Thanks for the content, so two 16GB GPU will act as 32GB for the models ?

@RoboTFAI 12 дней назад

Yes! Most software for running LLM's/training/etc support splitting the model between multiple GPUs, the newest version of LocalAI (llama.cpp under the hood) even support splitting models across multiple machines over the network.

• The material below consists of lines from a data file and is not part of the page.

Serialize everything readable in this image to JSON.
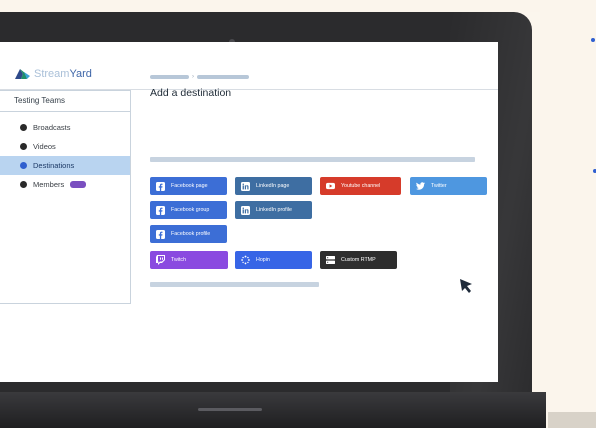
{
  "brand": {
    "name_part1": "Stream",
    "name_part2": "Yard"
  },
  "sidebar": {
    "team_name": "Testing Teams",
    "items": [
      {
        "label": "Broadcasts",
        "active": false
      },
      {
        "label": "Videos",
        "active": false
      },
      {
        "label": "Destinations",
        "active": true
      },
      {
        "label": "Members",
        "active": false,
        "badge_color": "#7a4fc0"
      }
    ]
  },
  "main": {
    "title": "Add a destination",
    "breadcrumb_separator": "›",
    "destinations": [
      {
        "label": "Facebook page",
        "color": "#3c6ed6",
        "icon": "facebook-icon"
      },
      {
        "label": "LinkedIn page",
        "color": "#3e6ea2",
        "icon": "linkedin-icon"
      },
      {
        "label": "Youtube channel",
        "color": "#d63b2a",
        "icon": "youtube-icon"
      },
      {
        "label": "Twitter",
        "color": "#4e97e0",
        "icon": "twitter-icon"
      },
      {
        "label": "Facebook group",
        "color": "#3c6ed6",
        "icon": "facebook-icon"
      },
      {
        "label": "LinkedIn profile",
        "color": "#3e6ea2",
        "icon": "linkedin-icon"
      },
      {
        "label": "Facebook profile",
        "color": "#3c6ed6",
        "icon": "facebook-icon"
      },
      {
        "label": "Twitch",
        "color": "#8a4ae0",
        "icon": "twitch-icon"
      },
      {
        "label": "Hopin",
        "color": "#3765e6",
        "icon": "hopin-icon"
      },
      {
        "label": "Custom RTMP",
        "color": "#2e2e2e",
        "icon": "rtmp-icon"
      }
    ]
  },
  "colors": {
    "accent": "#2f5fcf",
    "background": "#fbf5ec",
    "laptop": "#2b2b2d"
  }
}
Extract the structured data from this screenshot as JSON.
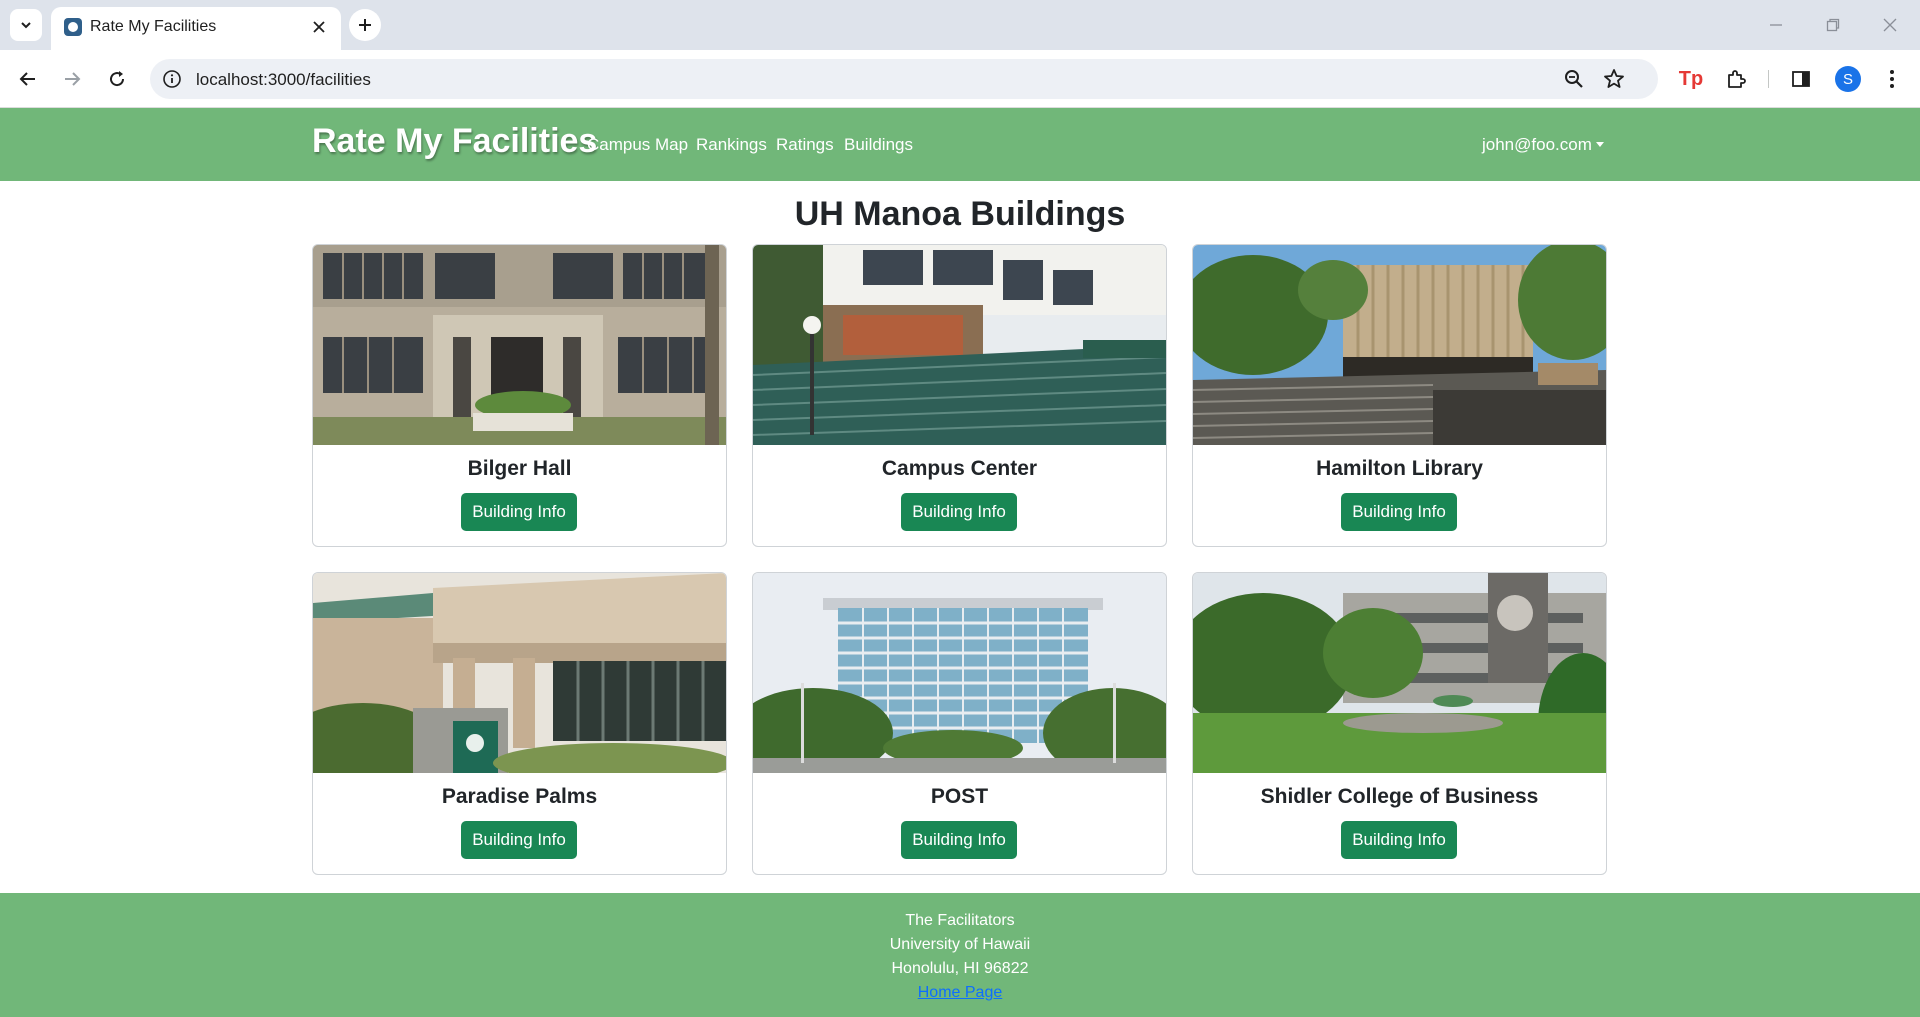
{
  "browser": {
    "tab_title": "Rate My Facilities",
    "url": "localhost:3000/facilities",
    "profile_initial": "S",
    "extension_label": "Tp"
  },
  "navbar": {
    "brand": "Rate My Facilities",
    "links": [
      "Campus Map",
      "Rankings",
      "Ratings",
      "Buildings"
    ],
    "user": "john@foo.com"
  },
  "page": {
    "title": "UH Manoa Buildings",
    "button_label": "Building Info",
    "buildings": [
      {
        "name": "Bilger Hall"
      },
      {
        "name": "Campus Center"
      },
      {
        "name": "Hamilton Library"
      },
      {
        "name": "Paradise Palms"
      },
      {
        "name": "POST"
      },
      {
        "name": "Shidler College of Business"
      }
    ]
  },
  "footer": {
    "line1": "The Facilitators",
    "line2": "University of Hawaii",
    "line3": "Honolulu, HI 96822",
    "link": "Home Page"
  },
  "colors": {
    "brand_green": "#71b779",
    "button_green": "#198754",
    "link_blue": "#0d6efd"
  }
}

@jeroenadamdevenijn4067 21 день назад

I'm curious about my use case which is coding (needs high enough quantization). What t/s would I get with Codestral 22b 6-bit quantized with a moderate context size? 2x 4060TI 16GB should be enough for that and leave plenty of room for context. And secondly, what would be the speed penalty when going for 8-bit quantized instead of 6-bit? Around 33% or aim I wrong?

@RoboTFAI 21 день назад

I could throw together a quick test with some of the 4060's and codestral 22b at different quants levels. Tokens per second isn't just about that hardware, but also model (and model architecture MoE/etc), and context size, etc, etc.

@CelsiusAray 29 дней назад

Thank you. Can you try larger models?

@RoboTFAI 28 дней назад

Certainly can show some tests with bigger models, if you have specifics let me know! For this test 13b was just enough to fill one card and show results as split. Happy to do models vs model comparisons also.